Princely count William III of Henneberg-Schleusingen (12 March 1434 - 25 May 1480 in Salorno) was a member of the House of Henneberg. He was the son of William II of Henneberg and Catherine of Hanau. William III inherited the princely county of Henneberg in 1440, when his father died in a hunting accident. In 1469, he married Margaret (1451 - 13 February 1509), the daughter of Duke Henry the Peaceful of Brunswick-Lüneburg.

In 1463 or 1464, the imperial city of Schweinfurt transferred the office of Imperial bailiff to William and made him patron of the city. This combination of competencies offered Schweinfurt some degree of protection against the Bishopric of Würzburg. Apparently out of personal piety, William promoted pilgrimages and founded churches and monasteries.

William died in 1480 in Salorno, when he was returning from Rome.

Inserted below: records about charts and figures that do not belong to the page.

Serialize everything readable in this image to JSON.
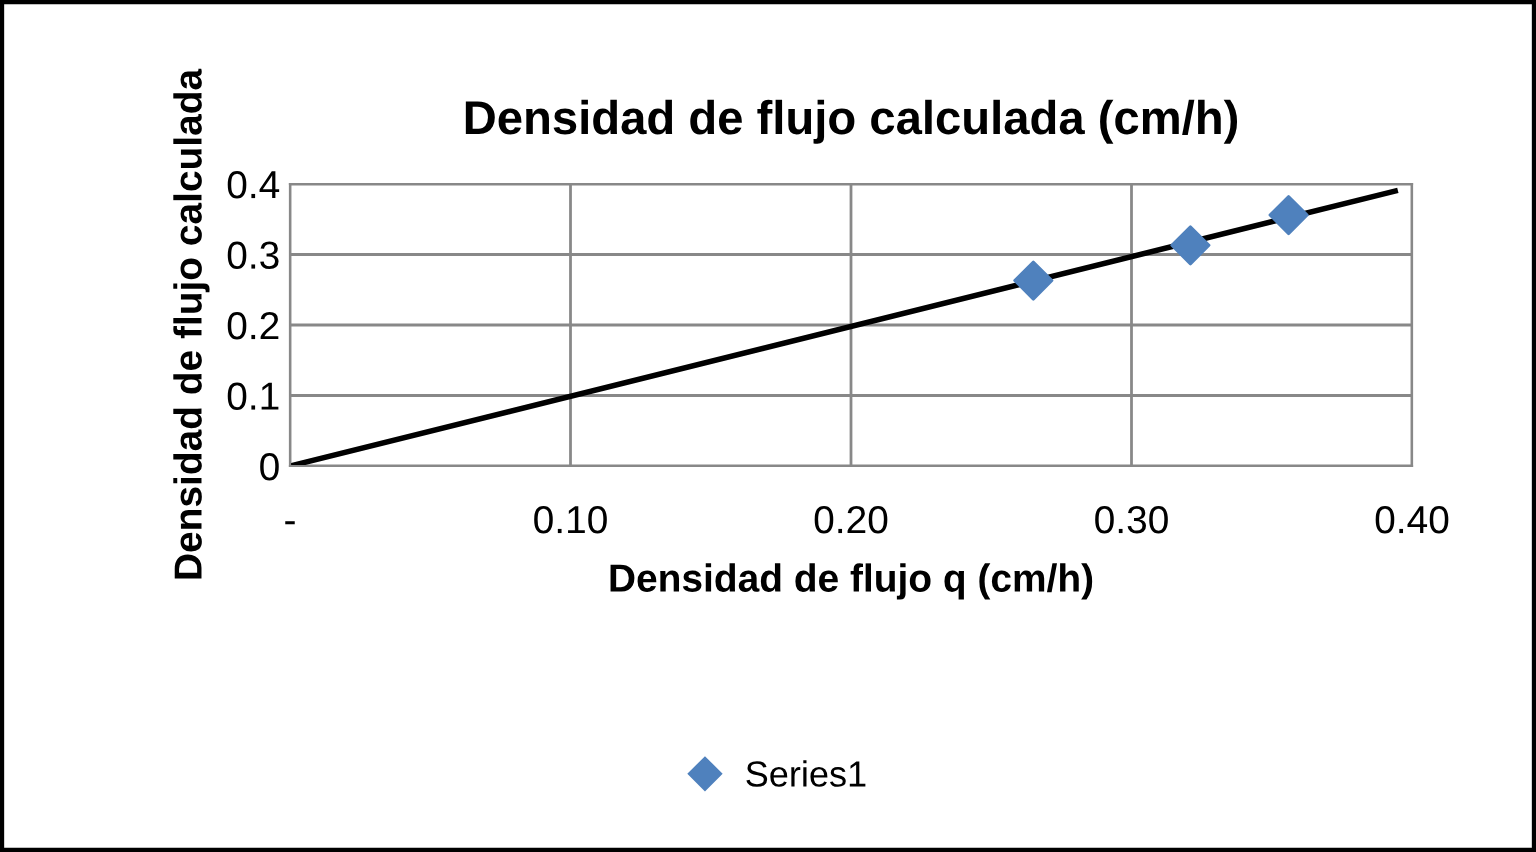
{
  "chart_data": {
    "type": "scatter",
    "title": "Densidad de flujo calculada (cm/h)",
    "xlabel": "Densidad de flujo q (cm/h)",
    "ylabel": "Densidad de flujo calculada",
    "series": [
      {
        "name": "Series1",
        "color": "#4f81bd",
        "marker": "diamond",
        "x": [
          0.265,
          0.321,
          0.356
        ],
        "values": [
          0.263,
          0.313,
          0.356
        ]
      },
      {
        "type": "line",
        "color": "#000000",
        "marker": "none",
        "x": [
          0,
          0.394
        ],
        "values": [
          0,
          0.39
        ]
      }
    ],
    "xlim": [
      0,
      0.4
    ],
    "ylim": [
      0,
      0.4
    ],
    "xticks": [
      {
        "value": 0,
        "label": "-"
      },
      {
        "value": 0.1,
        "label": "0.10"
      },
      {
        "value": 0.2,
        "label": "0.20"
      },
      {
        "value": 0.3,
        "label": "0.30"
      },
      {
        "value": 0.4,
        "label": "0.40"
      }
    ],
    "yticks": [
      0,
      0.1,
      0.2,
      0.3,
      0.4
    ],
    "grid": true,
    "legend": "bottom"
  }
}
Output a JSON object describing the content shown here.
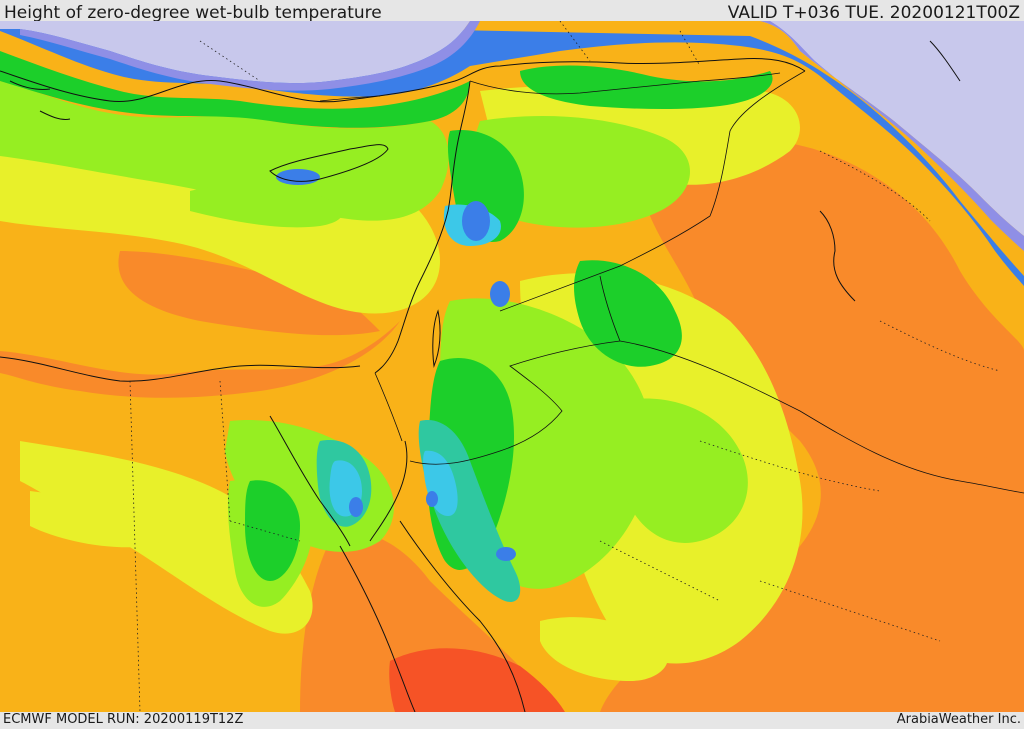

His grave stone can be found in the Assumption of Mary Church in Bolzano, near the altar. In 1482, his body was transferred to the Henneberg family vault in the church of the monastery at Kloster Veßra. The epitaph in Bolzano was sculpted by Erasmus Forster in Gardolo near Trento and installed in the Church in 1495 or 1496. Like his father, he left only underage children, including his heir, William IV. His widow, however, succeeded in securing their inheritance.